Mechanimal’s musical language draws upon influences from a wide range of genres, and features male (and female) vocals against a backdrop of repeating mechanical beats, shoegaze guitar drones, and pulsating synth sequencers.
Their eponymous debut was released in 2012 by Inner Ear featuring Freddie Faulkenberry on vocals and Tassos Nikogiannis on guitars.
Secret Science, their second album, was released in 2014 by Inner Ear. The line-up for their third album, symbolically titled by the acronym Delta Pi Delta, consisted of Eleni Tzavara on vocals, along with both past guitarists and released by Inner Ear in January 2016.
On new LP Crux the dramatic vocals of Faulkenberry meet the guitar distortion of guest contributors (Jimmy Polioudis on “Easy Dead” and George Theofanidis on “Red Mirror”), at the point where shoegaze sonics break the Motorik drone ‘n’ roll, which Mechanimal have defined in each of their songs for over a decade.
The Big Takeover is stoked to host the premiere of the visually frenetic video for “Savages,” an aurally battering track that lives up to its title. A relentless push of pummeling beats, buzzing guitar abrasion, electro-grind, and even a pensive, wandering violin line, greets the ear, as well as Faulkenberry’s stark spoken-word vocals where he parses out bleak lyrics like, “Look how at how lucky I am … / I grow up in the dark / Violent city / full of death and despair.”
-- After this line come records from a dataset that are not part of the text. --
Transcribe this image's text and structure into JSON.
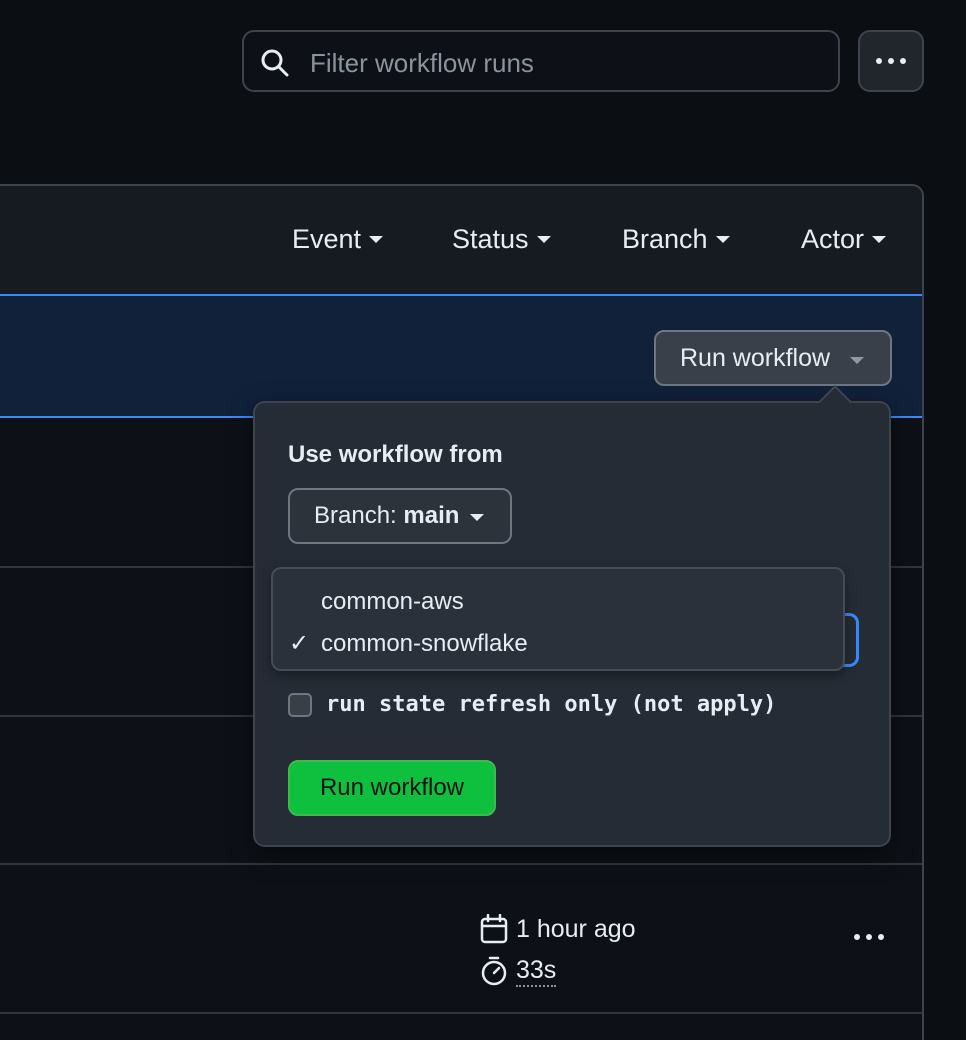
{
  "search": {
    "placeholder": "Filter workflow runs"
  },
  "header_filters": [
    {
      "label": "Event"
    },
    {
      "label": "Status"
    },
    {
      "label": "Branch"
    },
    {
      "label": "Actor"
    }
  ],
  "banner": {
    "run_workflow_label": "Run workflow"
  },
  "popover": {
    "title": "Use workflow from",
    "branch_button": {
      "prefix": "Branch: ",
      "value": "main"
    },
    "branches": [
      {
        "label": "common-aws",
        "selected": false
      },
      {
        "label": "common-snowflake",
        "selected": true
      }
    ],
    "check_glyph": "✓",
    "checkbox": {
      "label": "run state refresh only (not apply)",
      "checked": false
    },
    "submit_label": "Run workflow"
  },
  "run_row": {
    "time_ago": "1 hour ago",
    "duration": "33s"
  },
  "colors": {
    "accent_blue": "#388bfd",
    "success_green": "#0fbf3e"
  }
}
The bold, hyper-driven music video with audacious speed-freak editing was directed by Gerasimos Domenikos, a photo-journalist and founding member of FOSPHOTOS, a Greek photo agency offering a comprehensive proposal for the collection, production, and distribution of contemporary Greek photography.
The intense video clip is composed of an overloaded multitude of photographic images that follow each other and overlap at a breakneck (breakeyes?!) pace, creating a dizzying, still-shots visual world that captures the vividly lively, yet unsparing streets of Athens, Greece. As Faulkenberry forebodingly intones, ““We’re all standing here / on the edge of doom / with no exit strategy…”
Papaioannou delves into the meaning behind the song’s serious lyrics, revealing, “Everyone carries a suitcase with their personal treasure inside and this may be different things for each one of us; objects, ideas, memories, material goods or useless things for me and you. And yes, this is a romantic or theoretical idea about what we all consider precious. But real life is beyond us: there’re also those who go round in a city with no mercy, and all they have in their bag is an old pillow and a dirty blanket. So, this is a song dedicated to all homeless people.”